A titre subsidiaire, la société GRENELLE DISTRIBUTION elle sollicite
➤ Ecarter des débats la pièce des demandeurs intitulée « l’expertise sur investissement '>
➤ Ecarter des débats « le courrier explicatif des époux X '>
DEBOUTER les époux X de leurs demandes tendant à faire annuler le contrat de vente et le contrat de prêt
A titre infiniment subsidiaire en cas d’annulation des contrats :
➤ DEBOUTER les époux X de l’ensemble de leur demande en restitution d’un excès de prix
DEBOUTER la société COFIDIS de l’ensemble de ses demandes formulées à
l’encontre de la société GRENELLE DISTRIBUTION
EN TOUT ETAT DE CAUSE,
➤ REJETER la demande d’application de l’exécution provisoire
- CONDAMNER les époux X à payer à la société GRENELLE DISTRIBUTION la somme de 10.000 € à titre de dommages et intérêts pour procédure abusive, outre la somme de 5000 € sur le fondement de l’article 700 du Code de procédure civile
LA SA COFIDIS régulièrement convoquée a conclu à titre principal au débouté des époux
X.
– A titre subsidiaire, en cas d’annulation des contrats de ne la condamner qu’à restituer les intérêts perçus.
➤ A titre infiniment subsidiaire, de condamner la société GRENELLE DISTRIBUTION à payer à la SA COFIDIS la somme de 30.567,01 € au taux légal à compter du jugement
à intervenir.
➤ A titre infiniment subsidiaire, de condamner la société GRENELLE DISTRIBUTION à payer à la SA COFIDIS la somme de 23.600 € au taux légal à compter du jugement à intervenir
EN TOUTE ETAT DE CAUSE de,
- CONDAMNER la société GRENELLE DISTRIBUTION à garantir la SA COFIDIS de toutes condamnation qui serait mise à sa charge au profit des emprunteurs et de condamner tout succombant à payer à la SA COFIDIS la somme de 1200 € sur le fondement de l’article 700 du CPC outre les dépens.

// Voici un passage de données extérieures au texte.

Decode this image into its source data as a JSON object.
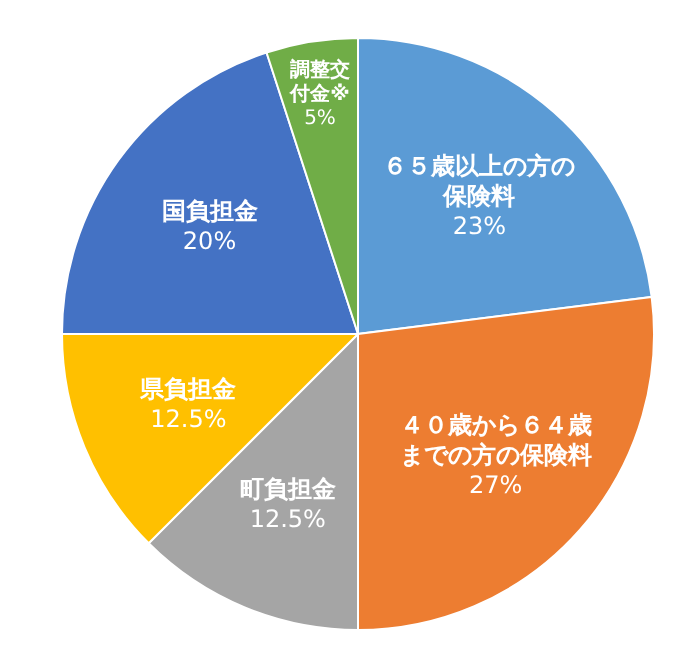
{
  "chart_data": {
    "type": "pie",
    "categories": [
      "６５歳以上の方の保険料",
      "４０歳から６４歳までの方の保険料",
      "町負担金",
      "県負担金",
      "国負担金",
      "調整交付金※"
    ],
    "values": [
      23,
      27,
      12.5,
      12.5,
      20,
      5
    ],
    "value_labels": [
      "23%",
      "27%",
      "12.5%",
      "12.5%",
      "20%",
      "5%"
    ],
    "colors": [
      "#5b9bd5",
      "#ed7d31",
      "#a5a5a5",
      "#ffc000",
      "#4472c4",
      "#70ad47"
    ]
  }
}
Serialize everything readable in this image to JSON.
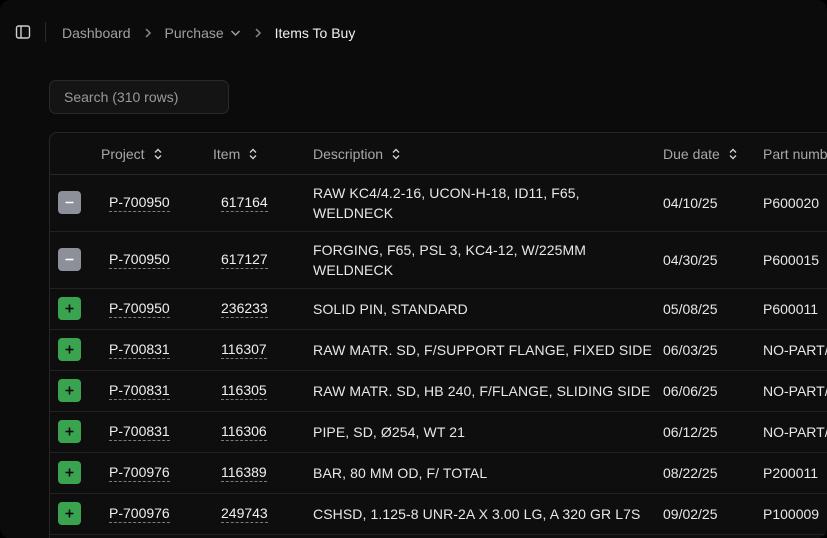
{
  "header": {
    "breadcrumb": {
      "dashboard": "Dashboard",
      "purchase": "Purchase",
      "current": "Items To Buy"
    }
  },
  "search": {
    "placeholder": "Search (310 rows)"
  },
  "table": {
    "columns": {
      "project": "Project",
      "item": "Item",
      "description": "Description",
      "due_date": "Due date",
      "part_number": "Part numb"
    },
    "rows": [
      {
        "action": "remove",
        "project": "P-700950",
        "item": "617164",
        "description_line1": "RAW KC4/4.2-16, UCON-H-18, ID11, F65,",
        "description_line2": "WELDNECK",
        "due_date": "04/10/25",
        "part_number": "P600020"
      },
      {
        "action": "remove",
        "project": "P-700950",
        "item": "617127",
        "description_line1": "FORGING, F65, PSL 3, KC4-12, W/225MM",
        "description_line2": "WELDNECK",
        "due_date": "04/30/25",
        "part_number": "P600015"
      },
      {
        "action": "add",
        "project": "P-700950",
        "item": "236233",
        "description_line1": "SOLID PIN, STANDARD",
        "description_line2": "",
        "due_date": "05/08/25",
        "part_number": "P600011"
      },
      {
        "action": "add",
        "project": "P-700831",
        "item": "116307",
        "description_line1": "RAW MATR. SD, F/SUPPORT FLANGE, FIXED SIDE",
        "description_line2": "",
        "due_date": "06/03/25",
        "part_number": "NO-PART/"
      },
      {
        "action": "add",
        "project": "P-700831",
        "item": "116305",
        "description_line1": "RAW MATR. SD, HB 240, F/FLANGE, SLIDING SIDE",
        "description_line2": "",
        "due_date": "06/06/25",
        "part_number": "NO-PART/"
      },
      {
        "action": "add",
        "project": "P-700831",
        "item": "116306",
        "description_line1": "PIPE, SD, Ø254, WT 21",
        "description_line2": "",
        "due_date": "06/12/25",
        "part_number": "NO-PART/"
      },
      {
        "action": "add",
        "project": "P-700976",
        "item": "116389",
        "description_line1": "BAR, 80 MM OD, F/ TOTAL",
        "description_line2": "",
        "due_date": "08/22/25",
        "part_number": "P200011"
      },
      {
        "action": "add",
        "project": "P-700976",
        "item": "249743",
        "description_line1": "CSHSD, 1.125-8 UNR-2A X 3.00 LG, A 320 GR L7S",
        "description_line2": "",
        "due_date": "09/02/25",
        "part_number": "P100009"
      }
    ]
  },
  "colors": {
    "remove_button": "#8e9099",
    "add_button": "#3aa34f",
    "background": "#0b0b0b"
  },
  "icons": {
    "sidebar_toggle": "sidebar-panel-icon",
    "breadcrumb_separator": "chevron-right-icon",
    "dropdown": "chevron-down-icon",
    "sort": "sort-updown-icon",
    "remove": "minus-icon",
    "add": "plus-icon"
  }
}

L’affaire a été appelée à l’audience du 23 Janvier 2024.
MOTIF DE LA DECISION
Le 13 Octobre 2017, la société GRENELLE DISTRIBUTION se présentait au domicile des époux X afin de lui proposer la pose de panneaux photovoltaïque, en sus de la pose d’un chauffe-eau thermodynamique afin de leur faire réaliser des économies.

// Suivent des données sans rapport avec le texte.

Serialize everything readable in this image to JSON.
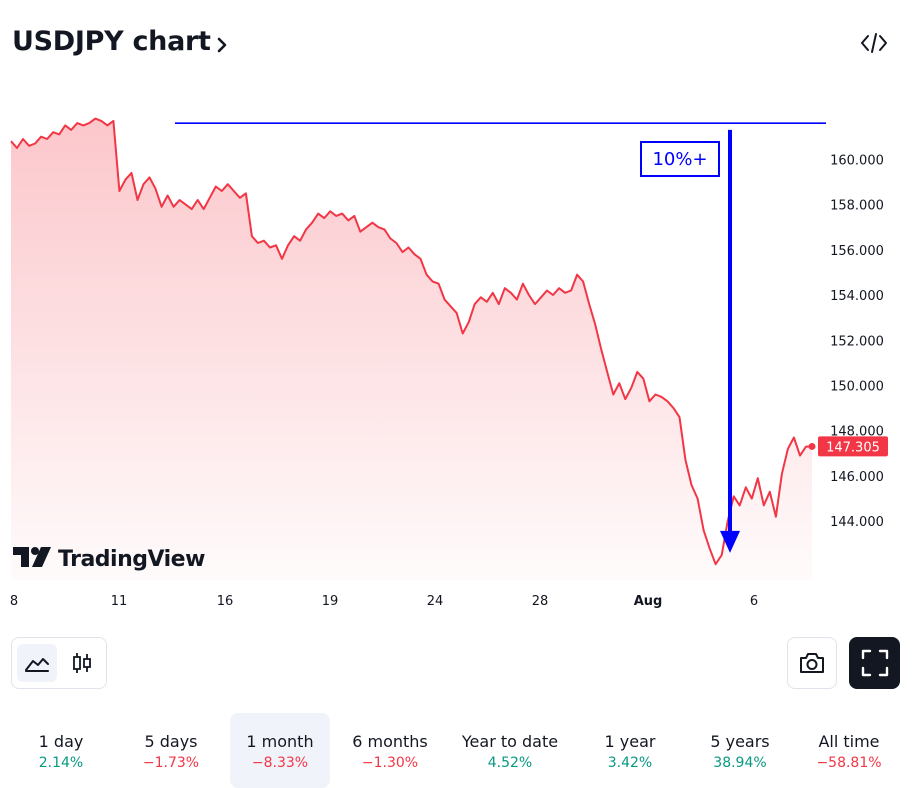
{
  "header": {
    "title": "USDJPY chart",
    "chevron_icon": "chevron-right-icon",
    "embed_icon": "code-embed-icon"
  },
  "chart_data": {
    "type": "area",
    "x_tick_labels": [
      "8",
      "11",
      "16",
      "19",
      "24",
      "28",
      "Aug",
      "6"
    ],
    "y_tick_labels": [
      "160.000",
      "158.000",
      "156.000",
      "154.000",
      "152.000",
      "150.000",
      "148.000",
      "146.000",
      "144.000"
    ],
    "y_ticks": [
      160,
      158,
      156,
      154,
      152,
      150,
      148,
      146,
      144
    ],
    "ylim": [
      141.4,
      162.8
    ],
    "last_price": 147.305,
    "last_price_label": "147.305",
    "line_color": "#f23645",
    "fill_color": "#f23645",
    "watermark": "TradingView",
    "series": [
      {
        "values": [
          160.8,
          160.5,
          160.9,
          160.6,
          160.7,
          161.0,
          160.9,
          161.2,
          161.1,
          161.5,
          161.3,
          161.6,
          161.5,
          161.6,
          161.8,
          161.7,
          161.5,
          161.7,
          158.6,
          159.1,
          159.4,
          158.2,
          158.9,
          159.2,
          158.7,
          157.9,
          158.4,
          157.9,
          158.2,
          158.0,
          157.8,
          158.2,
          157.8,
          158.3,
          158.8,
          158.6,
          158.9,
          158.6,
          158.3,
          158.5,
          156.6,
          156.3,
          156.4,
          156.1,
          156.2,
          155.6,
          156.2,
          156.6,
          156.4,
          156.9,
          157.2,
          157.6,
          157.4,
          157.7,
          157.5,
          157.6,
          157.3,
          157.5,
          156.8,
          157.0,
          157.2,
          157.0,
          156.9,
          156.5,
          156.3,
          155.9,
          156.1,
          155.8,
          155.6,
          154.9,
          154.6,
          154.5,
          153.8,
          153.5,
          153.2,
          152.3,
          152.8,
          153.6,
          153.9,
          153.7,
          154.1,
          153.6,
          154.3,
          154.1,
          153.8,
          154.5,
          154.0,
          153.6,
          153.9,
          154.2,
          154.0,
          154.3,
          154.1,
          154.2,
          154.9,
          154.6,
          153.6,
          152.7,
          151.6,
          150.6,
          149.6,
          150.1,
          149.4,
          149.9,
          150.6,
          150.3,
          149.3,
          149.6,
          149.5,
          149.3,
          149.0,
          148.6,
          146.7,
          145.6,
          145.0,
          143.6,
          142.8,
          142.1,
          142.5,
          144.0,
          145.1,
          144.7,
          145.5,
          145.0,
          145.9,
          144.7,
          145.3,
          144.2,
          146.1,
          147.2,
          147.7,
          146.9,
          147.3,
          147.305
        ]
      }
    ]
  },
  "annotation": {
    "label": "10%+",
    "line_color": "#0000ff",
    "arrow_color": "#0000ff",
    "hline_value": 161.6,
    "arrow_start_value": 161.3,
    "arrow_end_value": 142.6
  },
  "toolbar": {
    "area_icon": "area-chart-icon",
    "candles_icon": "candlestick-chart-icon",
    "camera_icon": "camera-icon",
    "fullscreen_icon": "fullscreen-icon"
  },
  "ranges": [
    {
      "label": "1 day",
      "change": "2.14%",
      "sign": "pos",
      "active": false
    },
    {
      "label": "5 days",
      "change": "−1.73%",
      "sign": "neg",
      "active": false
    },
    {
      "label": "1 month",
      "change": "−8.33%",
      "sign": "neg",
      "active": true
    },
    {
      "label": "6 months",
      "change": "−1.30%",
      "sign": "neg",
      "active": false
    },
    {
      "label": "Year to date",
      "change": "4.52%",
      "sign": "pos",
      "active": false
    },
    {
      "label": "1 year",
      "change": "3.42%",
      "sign": "pos",
      "active": false
    },
    {
      "label": "5 years",
      "change": "38.94%",
      "sign": "pos",
      "active": false
    },
    {
      "label": "All time",
      "change": "−58.81%",
      "sign": "neg",
      "active": false
    }
  ]
}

Le Bon de commande constitué d’un formulaire pré-imprimé et prérempli, fait état de la fourniture et de la pose de matériel définis comme suit :
➤ Système aérovoltaïque d’une capacité de 1500 wc
➤ Chauffe-eau thermodynamic d’une capacité de 220 litres
Le coût total du matériel est de 13838,86 € HT, soit 14.600 € TTC pour le système aérovoltaïque et de 8530,80 € HT, soit 9000 € TTC pour le chauffe-eau.

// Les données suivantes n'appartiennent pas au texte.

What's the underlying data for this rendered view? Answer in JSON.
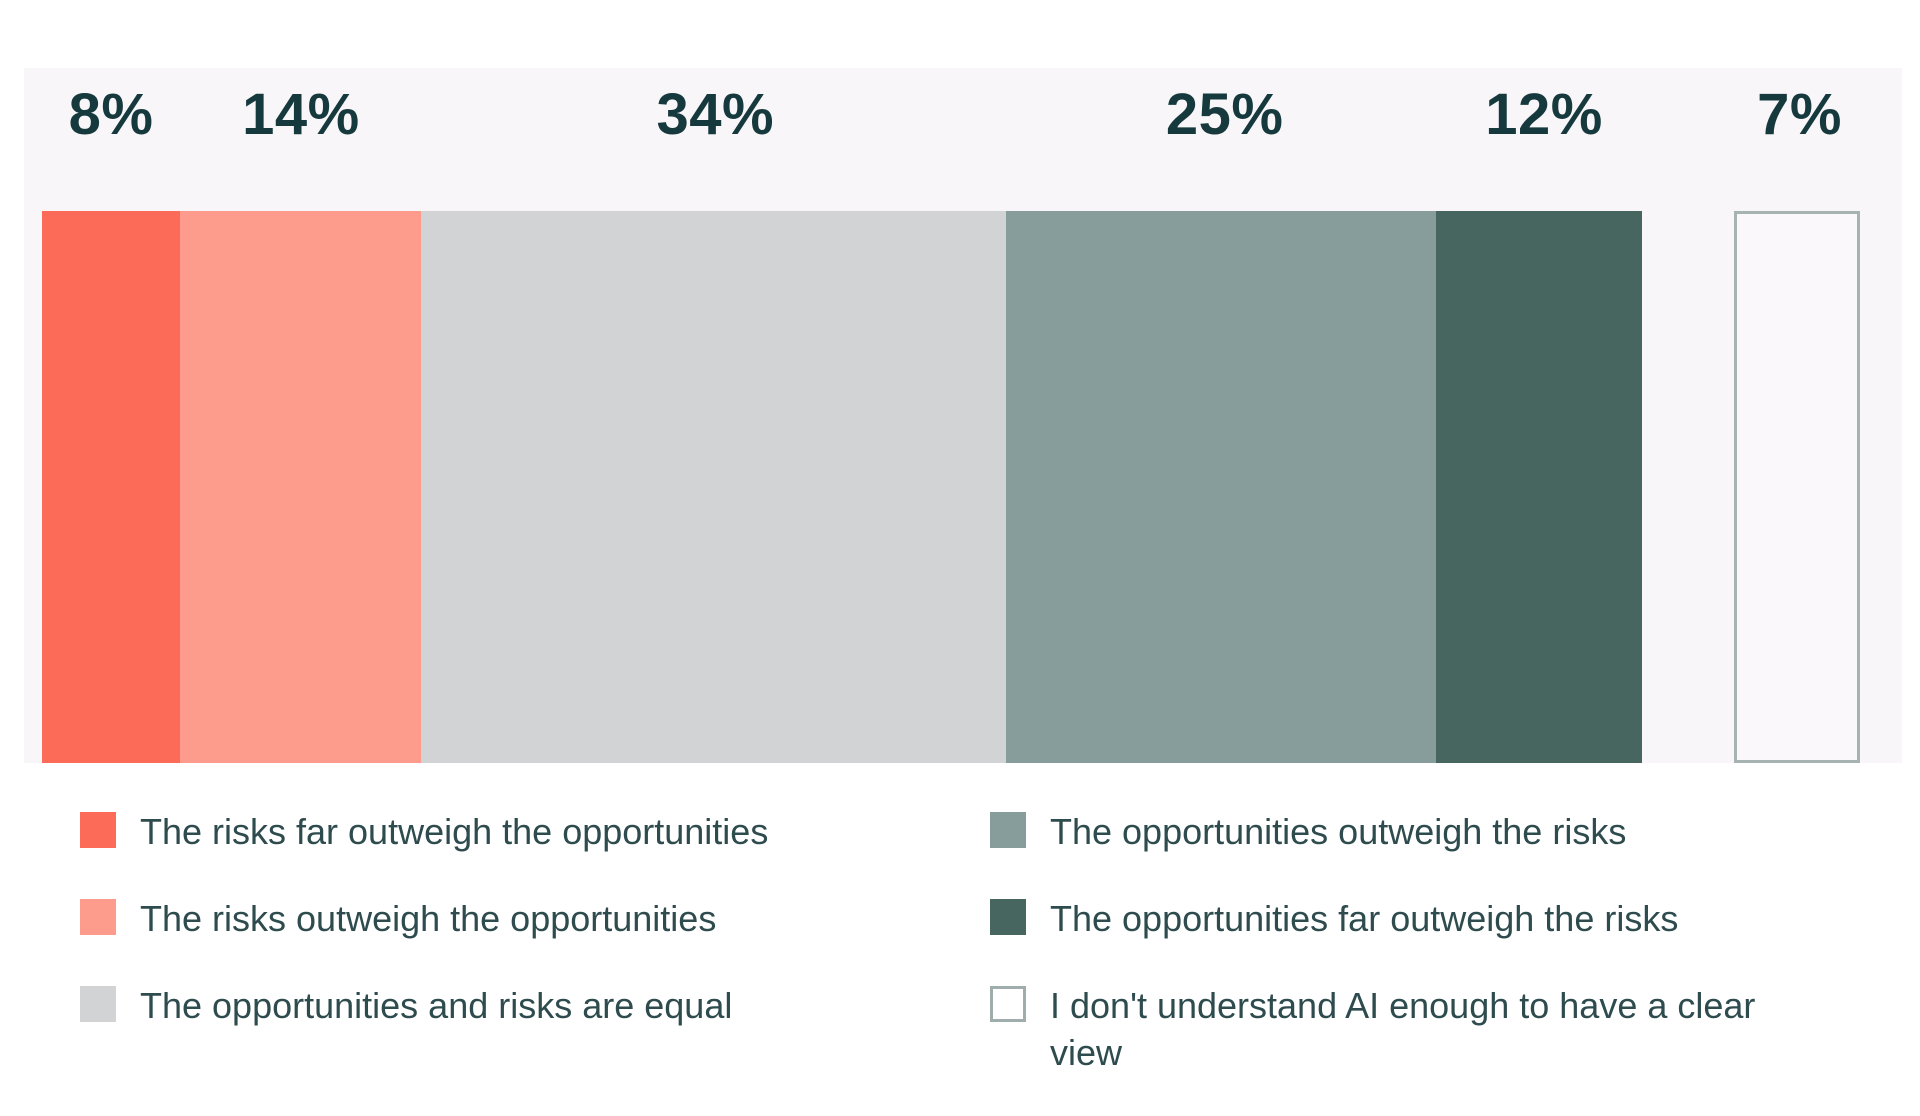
{
  "chart_data": {
    "type": "bar",
    "variant": "horizontal-stacked-100pct",
    "title": "",
    "unit": "%",
    "grid": false,
    "segments": [
      {
        "name": "risks-far-outweigh",
        "label": "The risks far outweigh the opportunities",
        "value": 8,
        "display": "8%",
        "color": "#FB6B57"
      },
      {
        "name": "risks-outweigh",
        "label": "The risks outweigh the opportunities",
        "value": 14,
        "display": "14%",
        "color": "#FD9C8D"
      },
      {
        "name": "risks-equal",
        "label": "The opportunities and risks are equal",
        "value": 34,
        "display": "34%",
        "color": "#D2D3D4"
      },
      {
        "name": "opportunities-outweigh",
        "label": "The opportunities outweigh the risks",
        "value": 25,
        "display": "25%",
        "color": "#879D9B"
      },
      {
        "name": "opportunities-far-outweigh",
        "label": "The opportunities far outweigh the risks",
        "value": 12,
        "display": "12%",
        "color": "#47665F"
      },
      {
        "name": "dont-understand-ai",
        "label": "I don't understand AI enough to have a clear view",
        "value": 7,
        "display": "7%",
        "color": "#FAF8FB",
        "outlined": true,
        "border_color": "#A7B3B1",
        "detached": true
      }
    ],
    "legend": {
      "position": "bottom",
      "columns": [
        {
          "items": [
            {
              "name": "risks-far-outweigh",
              "label": "The risks far outweigh the opportunities",
              "color": "#FB6B57"
            },
            {
              "name": "risks-outweigh",
              "label": "The risks outweigh the opportunities",
              "color": "#FD9C8D"
            },
            {
              "name": "risks-equal",
              "label": "The opportunities and risks are equal",
              "color": "#D2D3D4"
            }
          ]
        },
        {
          "items": [
            {
              "name": "opportunities-outweigh",
              "label": "The opportunities outweigh the risks",
              "color": "#879D9B"
            },
            {
              "name": "opportunities-far-outweigh",
              "label": "The opportunities far outweigh the risks",
              "color": "#47665F"
            },
            {
              "name": "dont-understand-ai",
              "label": "I don't understand AI enough to have a clear view",
              "color": "#FFFFFF",
              "outlined": true,
              "border_color": "#9FAEAC"
            }
          ]
        }
      ]
    },
    "layout": {
      "gap_before_detached_flex": 5.3,
      "chart_background": "#F8F6F8",
      "page_background": "#FFFFFF",
      "value_label_color": "#16393D",
      "legend_text_color": "#2E4B4E"
    }
  }
}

Le bon de commande mentionnait que cet achat se ferait à crédit pour un financement, pour un montant de 23.600 €, au taux effectif global de 4,96% remboursable en 120 mensualités de 282,92 €.
Le même jour il leur était présenté par la société GRENELLE DISTRIBUTION, une offre de financement auprès de la société COFIDIS sous sa marque PROJEXIO
L’échéancier prévu fait état du fait que la première échéance serait prélevée le 5 septembre 2018.
Le contrat de prêt était signé le 13 octobre 2017, et les échéances de ce prêt devaient, selon la société, être totalement autofinancés par les revenus solaires de l’installation.
Le 11 décembre 2017, la société délivrait l’attestation de conformité.
Après plusieurs années d’exploitation, les époux X se sont rendus compte que l’investissement réalisé ne permettaient pas, contrairement aux affirmations de la société
GRENELLE DISTRIBUTION, l’autofinancement avancé comme argument de vente.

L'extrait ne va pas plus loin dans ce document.